Adam Fields (weblog)

This blog is largely deprecated, but is being preserved here for historical interest. Check out my index page at adamfields.com for more up to date info. My main trade is technology strategy, process/project management, and performance optimization consulting, with a focus on enterprise and open source CMS and related technologies. More information. I write periodic long pieces here, shorter stuff goes on twitter or app.net.

10/24/2008

Shifting the Debate

My company (Morningside Analytics) has just launched our Political Video Barometer, which tracks the movement of YouTube videos through conservative and liberal blogs:

http://www.shiftingthedebate.com/shifting/videobarometer.html

The Barometer is updated 4 times a day and allows you to see which new videos are starting to break through within either the conservative or liberal blogs and which ones are breaking through to non-political audiences. We identify influential blogs through a unique cutting edge clustering approach – the underlying technology was also used earlier this year to produce this detailed report on Iran’s blogosphere for the Berkman Center at Harvard.

We are also running a blog at http://www.shiftingthedebate.com which will examine interesting findings from the barometer.

It’s always fun to launch a new product. We worked very hard on this, and I’m proud of it.

Enjoy!


10/16/2008

Why the Mac is better.

Filed under: — adam @ 10:16 pm

This is a list I put together for my father. I thought you’d enjoy it. Got anything to add?
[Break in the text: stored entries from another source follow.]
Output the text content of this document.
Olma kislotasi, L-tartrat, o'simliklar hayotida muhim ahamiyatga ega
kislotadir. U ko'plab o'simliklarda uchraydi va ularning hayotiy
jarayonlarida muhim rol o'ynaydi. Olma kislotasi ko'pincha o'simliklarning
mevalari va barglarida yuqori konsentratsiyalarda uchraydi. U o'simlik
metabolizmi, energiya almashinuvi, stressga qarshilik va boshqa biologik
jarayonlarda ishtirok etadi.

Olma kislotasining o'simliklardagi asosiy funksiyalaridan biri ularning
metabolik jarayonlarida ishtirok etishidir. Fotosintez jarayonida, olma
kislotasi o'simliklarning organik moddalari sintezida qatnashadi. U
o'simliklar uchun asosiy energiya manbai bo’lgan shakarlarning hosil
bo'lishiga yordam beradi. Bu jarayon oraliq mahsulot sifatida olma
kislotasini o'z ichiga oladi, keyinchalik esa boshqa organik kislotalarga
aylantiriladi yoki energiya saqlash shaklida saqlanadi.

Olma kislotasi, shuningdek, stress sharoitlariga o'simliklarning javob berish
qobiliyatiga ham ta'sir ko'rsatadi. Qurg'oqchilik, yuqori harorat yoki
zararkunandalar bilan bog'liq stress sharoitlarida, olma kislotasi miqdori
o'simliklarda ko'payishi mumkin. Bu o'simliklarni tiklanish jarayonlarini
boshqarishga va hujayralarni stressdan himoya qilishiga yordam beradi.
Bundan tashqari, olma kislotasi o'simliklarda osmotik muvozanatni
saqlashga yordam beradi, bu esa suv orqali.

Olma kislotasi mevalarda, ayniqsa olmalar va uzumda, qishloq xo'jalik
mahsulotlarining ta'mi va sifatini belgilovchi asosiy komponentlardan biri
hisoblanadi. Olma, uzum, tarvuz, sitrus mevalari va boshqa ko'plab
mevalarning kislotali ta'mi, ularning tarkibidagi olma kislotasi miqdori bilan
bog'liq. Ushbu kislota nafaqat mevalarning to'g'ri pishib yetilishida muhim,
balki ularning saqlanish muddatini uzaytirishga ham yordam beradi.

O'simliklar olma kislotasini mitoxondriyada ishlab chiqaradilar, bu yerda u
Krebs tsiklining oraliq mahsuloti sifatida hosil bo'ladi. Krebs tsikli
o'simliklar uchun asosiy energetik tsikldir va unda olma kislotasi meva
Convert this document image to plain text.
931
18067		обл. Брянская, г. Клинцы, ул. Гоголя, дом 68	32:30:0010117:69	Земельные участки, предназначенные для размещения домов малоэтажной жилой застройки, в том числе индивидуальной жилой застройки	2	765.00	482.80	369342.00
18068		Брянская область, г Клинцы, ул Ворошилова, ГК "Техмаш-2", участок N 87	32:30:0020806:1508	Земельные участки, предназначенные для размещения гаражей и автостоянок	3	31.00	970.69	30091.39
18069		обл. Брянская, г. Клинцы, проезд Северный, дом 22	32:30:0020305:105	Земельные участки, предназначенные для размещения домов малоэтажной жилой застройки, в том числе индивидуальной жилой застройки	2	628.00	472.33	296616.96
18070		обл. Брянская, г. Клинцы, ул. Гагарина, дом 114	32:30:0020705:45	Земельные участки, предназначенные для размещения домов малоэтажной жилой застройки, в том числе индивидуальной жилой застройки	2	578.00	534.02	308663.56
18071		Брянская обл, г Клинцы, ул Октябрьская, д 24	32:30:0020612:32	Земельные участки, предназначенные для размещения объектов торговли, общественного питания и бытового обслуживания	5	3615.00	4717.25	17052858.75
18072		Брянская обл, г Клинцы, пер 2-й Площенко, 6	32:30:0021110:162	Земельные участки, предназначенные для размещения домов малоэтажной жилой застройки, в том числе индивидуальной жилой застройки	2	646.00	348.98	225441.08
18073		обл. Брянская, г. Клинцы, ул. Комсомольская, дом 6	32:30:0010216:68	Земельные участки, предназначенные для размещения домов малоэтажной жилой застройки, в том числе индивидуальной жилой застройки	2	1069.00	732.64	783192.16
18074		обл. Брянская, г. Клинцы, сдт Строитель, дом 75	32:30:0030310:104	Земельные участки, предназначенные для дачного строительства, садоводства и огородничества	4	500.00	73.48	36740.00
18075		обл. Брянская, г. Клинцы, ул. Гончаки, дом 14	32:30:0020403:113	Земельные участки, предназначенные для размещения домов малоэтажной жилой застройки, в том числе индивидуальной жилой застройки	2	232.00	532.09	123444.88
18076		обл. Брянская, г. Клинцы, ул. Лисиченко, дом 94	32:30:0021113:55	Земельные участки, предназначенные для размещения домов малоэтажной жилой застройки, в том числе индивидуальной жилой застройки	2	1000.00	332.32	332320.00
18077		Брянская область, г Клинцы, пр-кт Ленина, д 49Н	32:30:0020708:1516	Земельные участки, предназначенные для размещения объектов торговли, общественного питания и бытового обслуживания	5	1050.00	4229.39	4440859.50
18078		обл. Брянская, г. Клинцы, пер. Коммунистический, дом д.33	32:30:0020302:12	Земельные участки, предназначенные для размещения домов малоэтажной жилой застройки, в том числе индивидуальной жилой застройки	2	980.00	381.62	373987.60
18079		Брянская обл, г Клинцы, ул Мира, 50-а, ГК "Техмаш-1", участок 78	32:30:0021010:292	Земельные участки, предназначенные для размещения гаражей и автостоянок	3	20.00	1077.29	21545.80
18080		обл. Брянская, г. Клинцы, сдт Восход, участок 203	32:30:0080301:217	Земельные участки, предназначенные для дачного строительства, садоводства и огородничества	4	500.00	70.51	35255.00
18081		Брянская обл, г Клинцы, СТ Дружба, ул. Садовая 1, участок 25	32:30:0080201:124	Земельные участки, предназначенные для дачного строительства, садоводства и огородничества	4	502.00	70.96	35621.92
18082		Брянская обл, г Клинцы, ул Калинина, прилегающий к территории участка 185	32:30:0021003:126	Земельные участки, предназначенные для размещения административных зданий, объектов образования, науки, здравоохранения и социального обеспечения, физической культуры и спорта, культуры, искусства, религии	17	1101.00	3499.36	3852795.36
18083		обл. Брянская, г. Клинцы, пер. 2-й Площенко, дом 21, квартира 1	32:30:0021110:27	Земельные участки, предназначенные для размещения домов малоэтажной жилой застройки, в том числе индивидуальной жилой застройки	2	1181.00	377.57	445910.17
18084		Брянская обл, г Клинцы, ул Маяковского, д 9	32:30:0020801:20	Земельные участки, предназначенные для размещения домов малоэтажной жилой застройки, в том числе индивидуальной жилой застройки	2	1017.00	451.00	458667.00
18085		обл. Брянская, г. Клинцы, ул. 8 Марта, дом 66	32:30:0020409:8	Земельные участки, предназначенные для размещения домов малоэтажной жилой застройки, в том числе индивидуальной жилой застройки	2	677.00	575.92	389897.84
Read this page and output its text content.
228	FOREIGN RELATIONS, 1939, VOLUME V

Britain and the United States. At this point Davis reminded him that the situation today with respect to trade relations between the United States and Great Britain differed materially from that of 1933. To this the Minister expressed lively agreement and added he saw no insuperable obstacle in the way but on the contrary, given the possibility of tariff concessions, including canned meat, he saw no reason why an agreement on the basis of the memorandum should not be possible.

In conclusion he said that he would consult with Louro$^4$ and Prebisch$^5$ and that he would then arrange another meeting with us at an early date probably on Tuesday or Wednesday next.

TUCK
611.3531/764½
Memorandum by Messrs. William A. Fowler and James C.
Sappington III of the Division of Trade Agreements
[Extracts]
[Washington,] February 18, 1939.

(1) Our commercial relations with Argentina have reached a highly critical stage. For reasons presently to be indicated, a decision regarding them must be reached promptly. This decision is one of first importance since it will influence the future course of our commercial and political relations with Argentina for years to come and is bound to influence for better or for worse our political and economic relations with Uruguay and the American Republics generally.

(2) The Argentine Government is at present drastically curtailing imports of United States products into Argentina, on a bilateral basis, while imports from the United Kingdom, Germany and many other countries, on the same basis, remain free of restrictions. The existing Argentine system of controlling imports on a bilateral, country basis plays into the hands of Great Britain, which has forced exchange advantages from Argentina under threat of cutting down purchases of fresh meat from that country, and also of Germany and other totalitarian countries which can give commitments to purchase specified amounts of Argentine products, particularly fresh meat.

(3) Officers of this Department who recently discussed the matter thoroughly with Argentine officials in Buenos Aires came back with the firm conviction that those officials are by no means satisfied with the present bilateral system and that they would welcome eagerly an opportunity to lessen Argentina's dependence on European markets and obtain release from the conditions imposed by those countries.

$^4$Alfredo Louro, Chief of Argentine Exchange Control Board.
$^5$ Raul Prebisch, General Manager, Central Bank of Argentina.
I’ve been putting together a more detailed response for you. There’s a reason why nearly every computer professional I work with has switched to the Mac in the past few years.

This is the short list:

1. It actually is more stable. It is very very difficult to crash the OS entirely. The only time I’ve done it is when running Windows in a virtual machine, because of the trickery needed to accomplish that in the first place. When you kill programs that aren’t responding, they almost always die and can be restarted. This may not be a huge problem for you, since you only use about 5 applications. I use well over a hundred, and on Windows, this was a disaster – anything misbehaving could lock up the entire system. It simply doesn’t happen that way on the Mac.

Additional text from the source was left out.